A business-come-pleasure trip for Indian rifle shooter Aayushi Gupta and her husband Saksham has turned into a nightmare.
The couple, which got married in January, has been stuck in Zambia’s Lusaka for over a month now with little hope of knowing when or how they will be able to plan their journey back to India.
They were booked to return on March 27 but the Indian Government announced on March 19 that from March 22 no flights would land in India.
Failing to get any flights, the duo approached the Indian High Commission to get help. But no help has come their way yet and they are running on fumes.
After their visas expired on March 27 they had to apply for temporary residency permit.
They had to move into a service apartment. The expenses have run up to Rs 2.5 lakh (Indian Rupees) =61,248.41 Zambian Kwacha in a month.
And with cases rising in Lusaka, at least 10 new cases were confirmed on Saturday, the couple’s worries are only rising.
“We tried to buy tickets to rush back but nothing was available. All the flights were booked,” Aayushi, who has represented India at the World University Games, Junior World Cup, told The Tribune.

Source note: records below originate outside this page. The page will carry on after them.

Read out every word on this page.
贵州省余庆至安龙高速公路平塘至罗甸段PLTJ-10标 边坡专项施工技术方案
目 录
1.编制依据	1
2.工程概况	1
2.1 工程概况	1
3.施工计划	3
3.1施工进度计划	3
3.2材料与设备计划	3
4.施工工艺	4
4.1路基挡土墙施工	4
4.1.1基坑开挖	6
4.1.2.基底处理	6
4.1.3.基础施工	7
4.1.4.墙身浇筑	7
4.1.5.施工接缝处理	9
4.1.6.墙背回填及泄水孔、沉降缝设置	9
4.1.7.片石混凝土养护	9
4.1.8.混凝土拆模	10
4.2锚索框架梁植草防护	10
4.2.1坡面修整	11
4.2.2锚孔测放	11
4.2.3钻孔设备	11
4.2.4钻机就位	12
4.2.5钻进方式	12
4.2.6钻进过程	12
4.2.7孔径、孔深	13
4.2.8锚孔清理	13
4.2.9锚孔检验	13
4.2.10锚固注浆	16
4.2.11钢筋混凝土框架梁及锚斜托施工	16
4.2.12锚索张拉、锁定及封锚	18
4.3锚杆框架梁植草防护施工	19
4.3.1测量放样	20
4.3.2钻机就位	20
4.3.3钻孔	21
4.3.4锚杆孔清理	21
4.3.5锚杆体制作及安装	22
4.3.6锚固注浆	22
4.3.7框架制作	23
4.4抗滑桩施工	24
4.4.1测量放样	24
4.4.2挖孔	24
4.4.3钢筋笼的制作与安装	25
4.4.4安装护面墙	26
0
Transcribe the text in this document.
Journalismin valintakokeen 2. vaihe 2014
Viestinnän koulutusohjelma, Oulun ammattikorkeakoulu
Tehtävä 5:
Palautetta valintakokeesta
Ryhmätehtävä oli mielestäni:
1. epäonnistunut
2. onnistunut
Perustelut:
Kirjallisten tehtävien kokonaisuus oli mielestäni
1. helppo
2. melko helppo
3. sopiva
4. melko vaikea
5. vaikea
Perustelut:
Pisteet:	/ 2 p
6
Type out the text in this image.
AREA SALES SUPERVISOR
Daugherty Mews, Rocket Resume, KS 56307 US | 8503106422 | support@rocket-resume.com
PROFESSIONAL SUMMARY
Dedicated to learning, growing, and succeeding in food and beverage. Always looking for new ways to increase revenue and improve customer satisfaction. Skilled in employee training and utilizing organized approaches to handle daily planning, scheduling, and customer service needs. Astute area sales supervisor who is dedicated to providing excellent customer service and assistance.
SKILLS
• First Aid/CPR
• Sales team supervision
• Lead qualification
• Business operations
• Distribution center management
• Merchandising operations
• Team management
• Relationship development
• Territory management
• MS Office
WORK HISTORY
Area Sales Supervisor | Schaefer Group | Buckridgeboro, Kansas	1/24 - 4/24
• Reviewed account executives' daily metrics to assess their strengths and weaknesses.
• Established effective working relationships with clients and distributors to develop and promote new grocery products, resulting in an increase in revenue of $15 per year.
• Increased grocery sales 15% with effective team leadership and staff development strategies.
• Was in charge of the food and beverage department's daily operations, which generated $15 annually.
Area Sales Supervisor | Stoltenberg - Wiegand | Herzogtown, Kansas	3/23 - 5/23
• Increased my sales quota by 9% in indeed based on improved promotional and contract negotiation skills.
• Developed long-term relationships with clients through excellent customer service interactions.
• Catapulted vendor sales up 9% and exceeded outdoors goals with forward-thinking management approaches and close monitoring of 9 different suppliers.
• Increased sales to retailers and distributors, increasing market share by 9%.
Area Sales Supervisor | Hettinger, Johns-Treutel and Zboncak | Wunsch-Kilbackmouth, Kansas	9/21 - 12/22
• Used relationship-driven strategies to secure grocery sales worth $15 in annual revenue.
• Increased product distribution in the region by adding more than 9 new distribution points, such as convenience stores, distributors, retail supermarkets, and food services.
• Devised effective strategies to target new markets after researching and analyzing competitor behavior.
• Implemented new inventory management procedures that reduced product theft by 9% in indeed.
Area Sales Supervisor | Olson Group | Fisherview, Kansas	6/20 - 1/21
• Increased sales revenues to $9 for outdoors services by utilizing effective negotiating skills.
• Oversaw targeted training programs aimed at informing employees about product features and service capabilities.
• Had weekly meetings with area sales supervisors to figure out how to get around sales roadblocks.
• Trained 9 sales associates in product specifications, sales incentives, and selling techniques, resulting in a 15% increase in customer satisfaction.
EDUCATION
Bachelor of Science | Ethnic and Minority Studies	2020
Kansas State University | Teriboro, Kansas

“The cases are rising here and we were told by a cab driver that the number of Covid-19 cases in Lusaka is far more that it is being revealed. We are not very sure of the medical facilities here. We are taking a big risk when we step out to buy groceries. What will happen if we get infected? We are very scared,” the 25-year-old added.
Countless mails and reminders to the Indian High Commission, Ministry of External Affairs and even to Uttar Pradesh Chief Minister Yogi Adityanath — Aayushi represents UP in national shooting competitions — have not borne any result.
“The only reply we have received is a forwarded message from MEA’s Covid-19 helpline. They have basically forwarded our email ids to the high commission here. So basically it is nothing as we have been dealing with the high commission staff for a month and nothing has come our way in terms of a plan or a solution,” Saksham Gupta, who runs a consultancy firm for major education institutions, said.
Aayushi said the rising costs are another worry. “We came here on a budget. And now we are exhausting our savings. The situation is only adding to the anxieties of our families as they want us back soon,” she said.
Saksham suspects that there are only 10 Indians whose visas were expiring on or after the day the lockdown began and that is why they are not being heard. “I may be wrong but I think that is the case as I don’t see any interest from the staff here to help. We are getting desperate to come back. All we need is to give us some hope or an extraction plan, things we need to do like reach a neighbouring country where the numbers of Indians waiting to go back home are higher so that a plane can be arranged… something like that,” he added.